Problem with generic function caches in EXCL (aka Allegro CL)



In performance tuning our CLOS-based window system, I noticed an
inordinate number of generic function cache misses.  In tracking this
down, I discovered that (almost) all caches appeared to be only 1/4
full and that the cache misses were being caused by collisions in the
cache.

I believe the source of this problem is as follows:

  The macros object-cache-no and generic-function-cache-offset compute a
  hash-key based on the address of the object's class and a mask.  For
  generic functions with one method and for a cache size of 32, this
  hash-key is essentially bits 2 thru 5 (where bit 1 is the low order
  bit) of the address of the object's class.

  The problem is that classes appear to be double-word aligned (actually
  double word aligned plus 1, since (excl::pointer-to-fixnum class)
  always returns a value that is 1 in mod 8).  Thus bits 2 and 3 are
  always the same, leaving only 4 unique hash-keys (determined by bits 4
  and 5) rather than the 16 intended.

This problem becomes less severe as the number of specialized arguments
goes up, but since 95%+ of our functions have a single specialized argument
we were getting only 1/4 use out of nearly all of our caches.

I solved this problem by rewriting object-cache-no to shift the address
three bits to the right as follows:

In excl-low.lisp --

(defmacro object-cache-no (object mask)
  `(logand (%ash (the fixnum (excl::pointer-to-fixnum ,object)) 3)
           (the fixnum ,mask)))

(defmacro %ash (fixnum count)
    ;; This is very dangerous and shouldn't be done.  But ...
    ;; EXCL ash appears to be just too slow to be of use.  But then maybe I
    ;; just don't know the right compiler declarations.
    `(comp::.primcall 'shift-right ,fixnum ,count))

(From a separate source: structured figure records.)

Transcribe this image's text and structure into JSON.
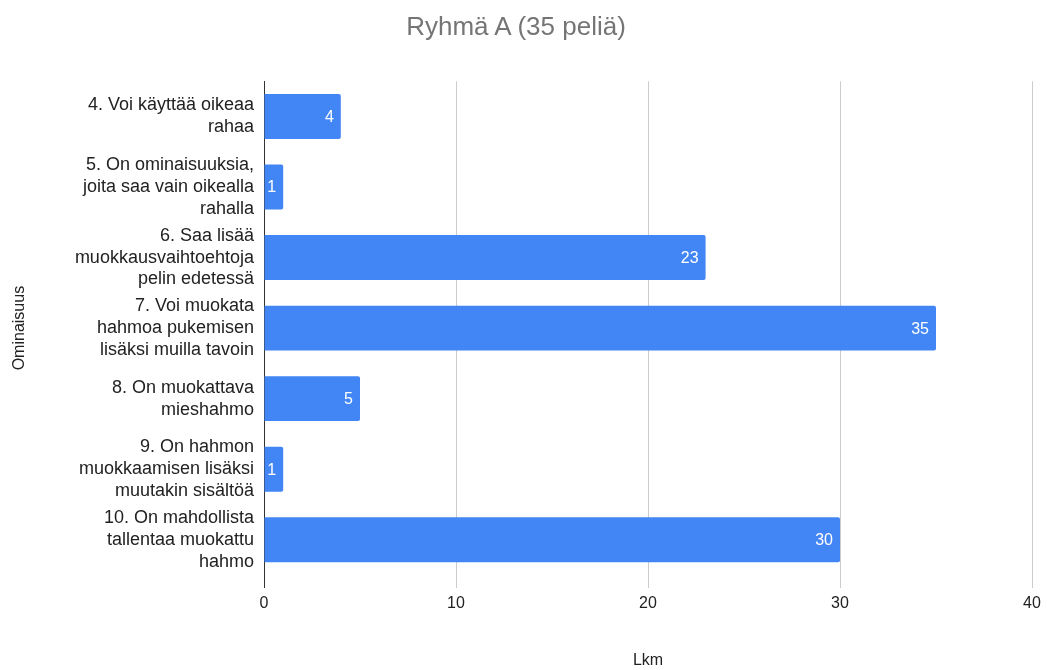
{
  "chart_data": {
    "type": "bar",
    "orientation": "horizontal",
    "title": "Ryhmä A (35 peliä)",
    "xlabel": "Lkm",
    "ylabel": "Ominaisuus",
    "categories": [
      "4. Voi käyttää oikeaa rahaa",
      "5. On ominaisuuksia, joita saa vain oikealla rahalla",
      "6. Saa lisää muokkausvaihtoehtoja pelin edetessä",
      "7. Voi muokata hahmoa pukemisen lisäksi muilla tavoin",
      "8. On muokattava mieshahmo",
      "9. On hahmon muokkaamisen lisäksi muutakin sisältöä",
      "10. On mahdollista tallentaa muokattu hahmo"
    ],
    "values": [
      4,
      1,
      23,
      35,
      5,
      1,
      30
    ],
    "color": "#4285f4",
    "xlim": [
      0,
      40
    ],
    "xticks": [
      0,
      10,
      20,
      30,
      40
    ],
    "grid": "x",
    "data_labels": true
  }
}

This change got rid of nearly all of our cache misses and sped up the system
by about 10% (obviously something else is dominating the time!).

My guess is that the doubling of the cache size suggested by Jim Larus a
few months back is another solution to the same problem (i.e., decreasing
the number of collisions in the cache), but one that still wastes 3/4
of the cache space (for singly specalized functions).

CAVEAT:  I am running on a very old PCL (87/8/27) and on Allegro 3.0.1.
I checked the sources for the 88/8/2 version of PCL and as far as I can tell,
the object-cache-no/generic-function-cache-offset scheme hasn't changed 
(in essence) at all.  Hence I am assuming that this problem and its fix will
hold for the latest PCL, but I haven't tried it out myself.

-- Frank

---------------------------------------------------

Frank Halasz          
MCC Software Technology
3500 West Balcones Center Drive
Austin TX 78759.
[512]338-3648 

halasz@MCC.COM
or {harvard,ihnp4,nike,seismo}!ut-sally!im4u!milano!halasz